I ask Rolfe what the public’s most common reason for not wanting to try composting is, and he explains it’s mostly around space and time, but that a lady once told him she had been bitten by a slow worm so wasn’t prepared to compost! (I actually see my first slow worm at Bisley, and am assured they don’t bite!) “As well as getting people to compost, Master Composters are about getting people who have tried composting but have abandoned it for some reason to give it another go”, explains Heelis. Asked why this so often happens, the composters tell me it’s because the compost has either gone too wet or too dry. Rolfe says it’s important to keep a regular eye on it: “You want to chop things up a bit and mulch it because then there’s more surface area for microbes to work on. And I encourage people to get cardboard, or a weight of some sort, to bring everything into contact with each other so all the organisms can easily get to the materials to break them down more and more.
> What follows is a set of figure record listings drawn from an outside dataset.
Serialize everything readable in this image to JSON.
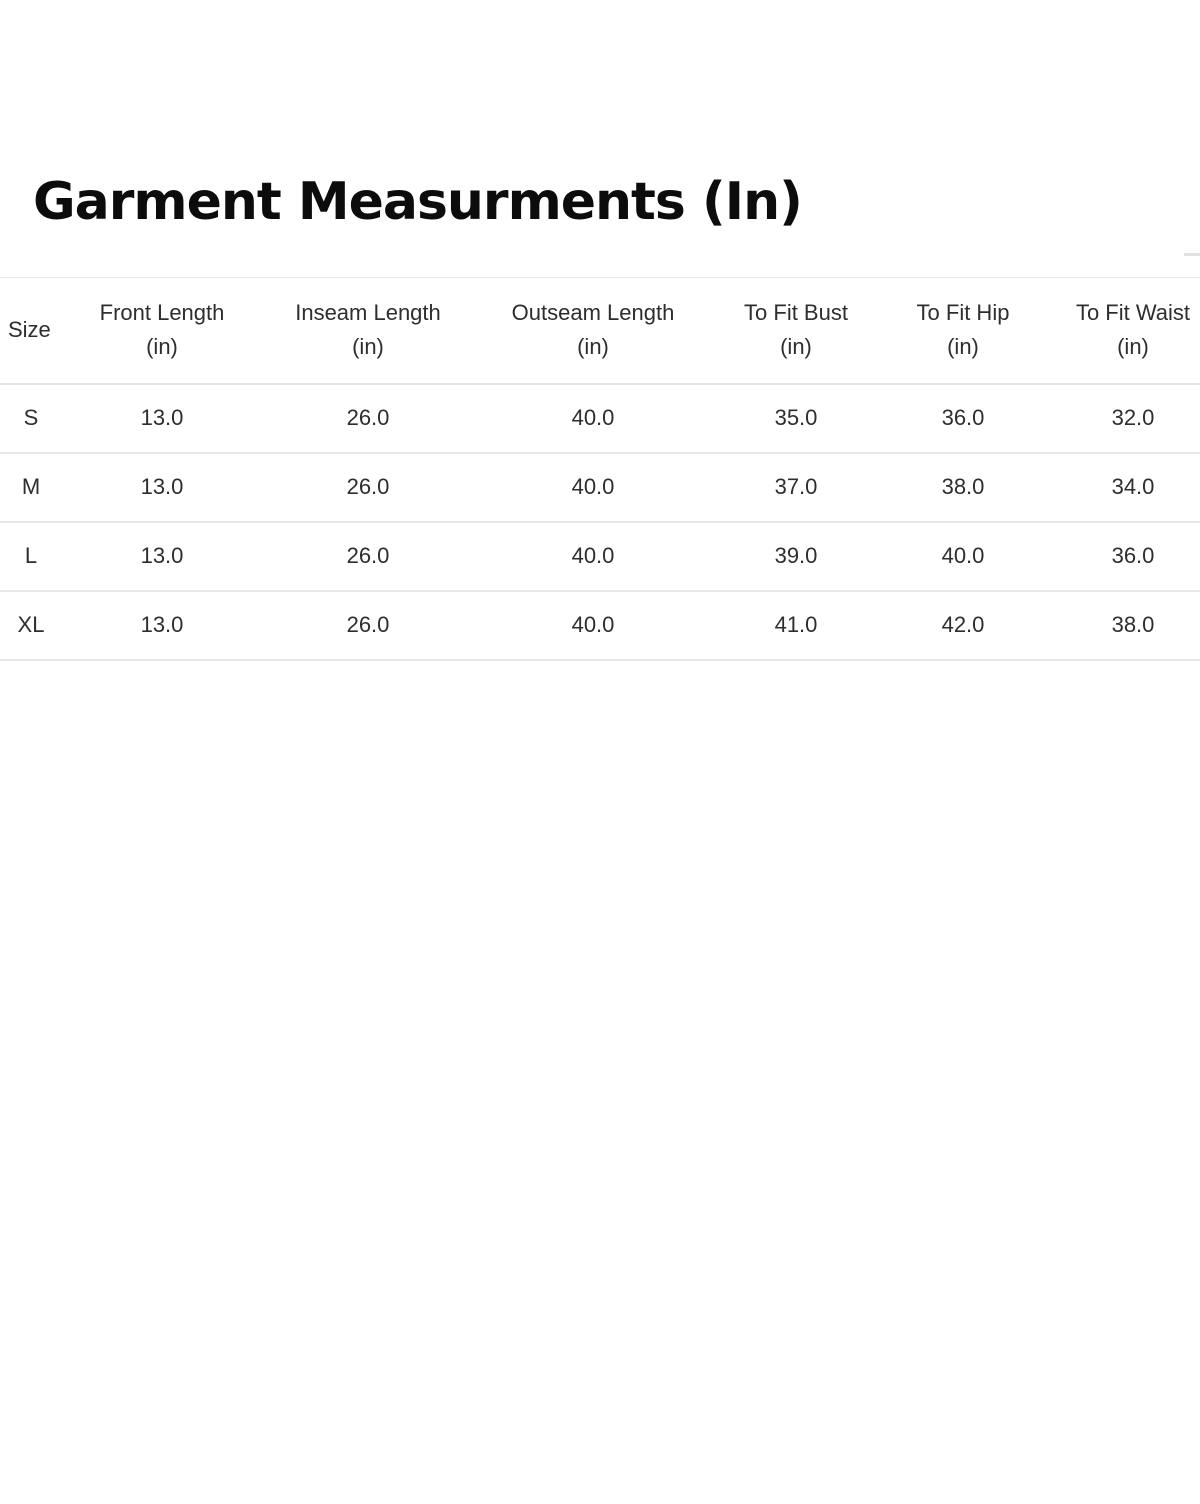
{
  "page": {
    "title": "Garment Measurments (In)"
  },
  "size_chart": {
    "columns": [
      {
        "label": "Size",
        "unit": ""
      },
      {
        "label": "Front Length",
        "unit": "(in)"
      },
      {
        "label": "Inseam Length",
        "unit": "(in)"
      },
      {
        "label": "Outseam Length",
        "unit": "(in)"
      },
      {
        "label": "To Fit Bust",
        "unit": "(in)"
      },
      {
        "label": "To Fit Hip",
        "unit": "(in)"
      },
      {
        "label": "To Fit Waist",
        "unit": "(in)"
      }
    ],
    "rows": [
      {
        "size": "S",
        "values": [
          "13.0",
          "26.0",
          "40.0",
          "35.0",
          "36.0",
          "32.0"
        ]
      },
      {
        "size": "M",
        "values": [
          "13.0",
          "26.0",
          "40.0",
          "37.0",
          "38.0",
          "34.0"
        ]
      },
      {
        "size": "L",
        "values": [
          "13.0",
          "26.0",
          "40.0",
          "39.0",
          "40.0",
          "36.0"
        ]
      },
      {
        "size": "XL",
        "values": [
          "13.0",
          "26.0",
          "40.0",
          "41.0",
          "42.0",
          "38.0"
        ]
      }
    ]
  },
  "colors": {
    "text": "#2e2e2e",
    "title": "#0c0c0c",
    "divider": "#e8e8e8",
    "background": "#ffffff"
  }
}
And then you can sit back and let these microbes work their magic.”

This article was taken from Issue 83

It seems, though, that the old concern that compost heaps breed pests is still prevalent: “I think because compost relies on microscopic creatures, ably illustrated by Kate’s tower [see picture], people think you’re going to get rats and the like. All the ‘pests’ in the compost are a valuable part of the composting process. Rats may visit a compost heap if they are already present in the area, but composting does not generally attract the rats in the first place”, says Rolfe.

Moving from sceptics to enthusiasts, Rolfe tells me that his work in schools has been particularly rewarding. “Children generally seem very enthused about composting. One school we visited couldn’t understand why they weren’t producing a composting material, but it was just a soggy mess. We looked in and realised that they were only ‘composting’ fruit! Once we’d explained the need to add a dry mix, blue composting towels, et cetera, things got a lot better.” While I’m at Bisley, a group of teenage students turn up to find out more about how to compost. Though they seem to be a bit nervous and unsure at first, Greene soon has them laughing and getting straight into helping around the site. By the time I leave, they’re having fun, working and learning about why we need to reuse compostable waste to produce something that’s so fundamental to the earth.

Certainly, having spoken to these enthusiasts, I’m armed and ready to improve my own composting!